L'économie canadienne s'est contractée à un taux annualisé de 0,1% au premier trimestre, manquant le consensus de 1,5% et enregistrant des baisses trimestrielles consécutives pour la première fois depuis la pandémie. La contraction révisée de 1% au quatrième trimestre de l'année dernière signifie que l'économie a maintenant enregistré deux baisses annualisées consécutives — une tendance que certains économistes définissent comme une récession technique.

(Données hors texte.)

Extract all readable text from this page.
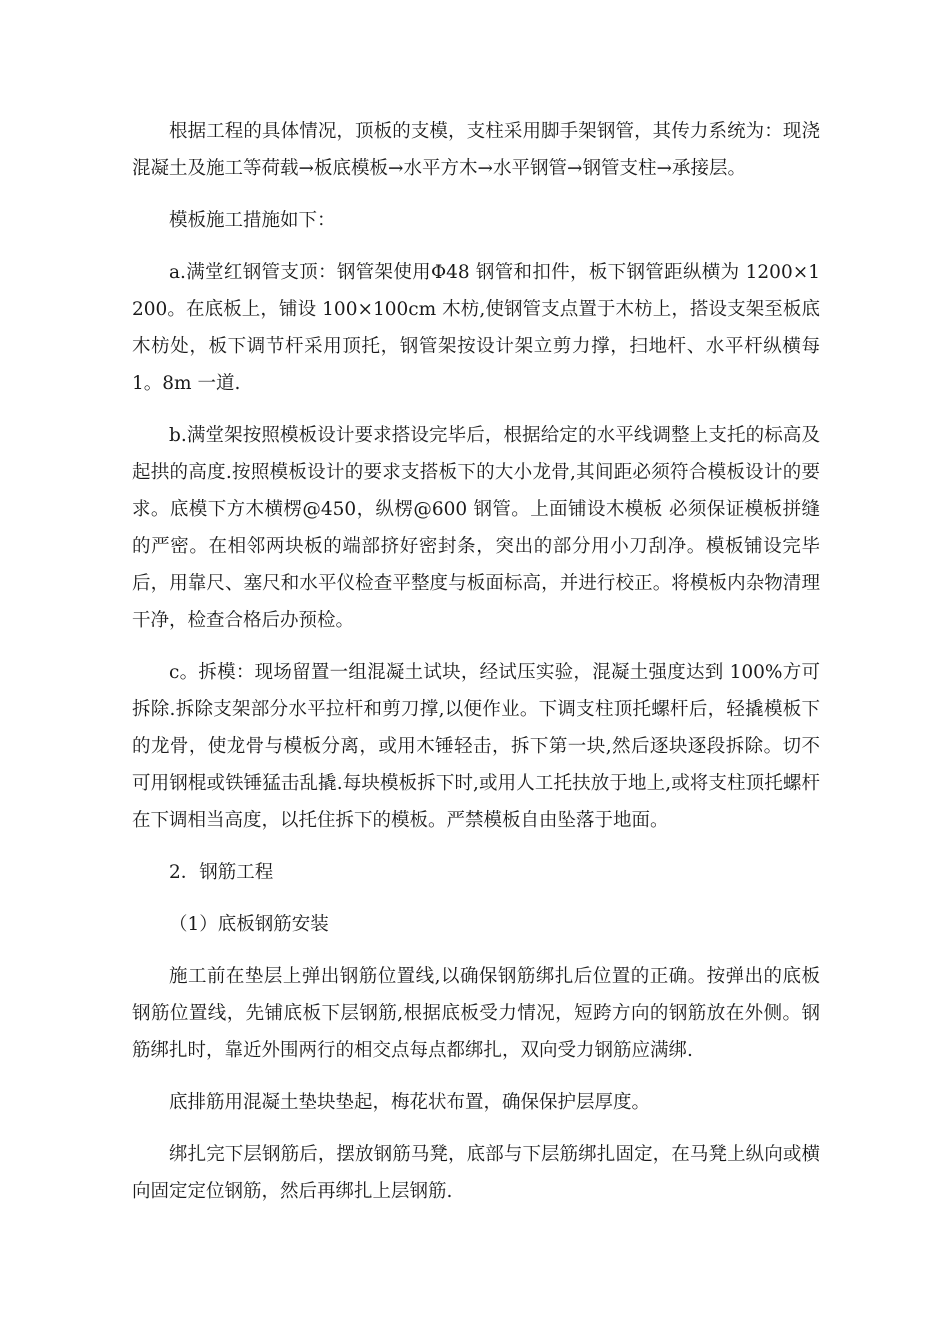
根据工程的具体情况，顶板的支模，支柱采用脚手架钢管，其传力系统为：现浇混凝土及施工等荷载→板底模板→水平方木→水平钢管→钢管支柱→承接层。

模板施工措施如下：

a.满堂红钢管支顶：钢管架使用Φ48 钢管和扣件，板下钢管距纵横为 1200×1200。在底板上，铺设 100×100cm 木枋,使钢管支点置于木枋上，搭设支架至板底木枋处，板下调节杆采用顶托，钢管架按设计架立剪力撑，扫地杆、水平杆纵横每 1。8m 一道.

b.满堂架按照模板设计要求搭设完毕后，根据给定的水平线调整上支托的标高及起拱的高度.按照模板设计的要求支搭板下的大小龙骨,其间距必须符合模板设计的要求。底模下方木横楞@450，纵楞@600 钢管。上面铺设木模板 必须保证模板拼缝的严密。在相邻两块板的端部挤好密封条，突出的部分用小刀刮净。模板铺设完毕后，用靠尺、塞尺和水平仪检查平整度与板面标高，并进行校正。将模板内杂物清理干净，检查合格后办预检。

c。拆模：现场留置一组混凝土试块，经试压实验，混凝土强度达到 100%方可拆除.拆除支架部分水平拉杆和剪刀撑,以便作业。下调支柱顶托螺杆后，轻撬模板下的龙骨，使龙骨与模板分离，或用木锤轻击，拆下第一块,然后逐块逐段拆除。切不可用钢棍或铁锤猛击乱撬.每块模板拆下时,或用人工托扶放于地上,或将支柱顶托螺杆在下调相当高度，以托住拆下的模板。严禁模板自由坠落于地面。

2．钢筋工程

（1）底板钢筋安装

施工前在垫层上弹出钢筋位置线,以确保钢筋绑扎后位置的正确。按弹出的底板钢筋位置线，先铺底板下层钢筋,根据底板受力情况，短跨方向的钢筋放在外侧。钢筋绑扎时，靠近外围两行的相交点每点都绑扎，双向受力钢筋应满绑.

底排筋用混凝土垫块垫起，梅花状布置，确保保护层厚度。

绑扎完下层钢筋后，摆放钢筋马凳，底部与下层筋绑扎固定，在马凳上纵向或横向固定定位钢筋，然后再绑扎上层钢筋.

"Le chiffre décevant du premier trimestre surestime probablement la faiblesse de l'économie, car le commerce net reste fluctuant et a matériellement pesé sur la croissance du premier trimestre", ont écrit les économistes de TD Economics dans une note vendredi. "La croissance de la demande intérieure a enregistré une légère contraction, mais oscille entre croissance et petites contractions depuis fin 2024."
Le dollar canadien a reculé de 0,28% à 1,3819 $ CA par dollar américain après la publication, tandis que les rendements des obligations d'État à deux ans ont chuté de 7,7 points de base à 2,430%. Ce repli est intervenu alors que les importations ont bondi de 2,9% en glissement trimestriel — tirées en partie par l'or — tandis que les exportations ont reculé de 0,1%, les droits de douane américains ayant pesé sur les expéditions automobiles. L'investissement des entreprises a chuté pour un cinquième trimestre consécutif, baissant de 0,7%, et les dépenses publiques ont décliné de 2,5% en raison d'une réduction des investissements dans les systèmes d'armement.
Cette contraction consécutive met sous pression la Banque du Canada, qui avait projeté une croissance de 1,2% pour 2026. Alors que les marchés monétaires intègrent actuellement une hausse de taux de 25 points de base d'ici décembre, l'excédent de capacité persistant de l'économie pourrait inciter la banque centrale à rester en attente si les pressions inflationnistes liées au choc énergétique au Moyen-Orient s'estompent. La banque centrale mettra à jour ses projections en juillet.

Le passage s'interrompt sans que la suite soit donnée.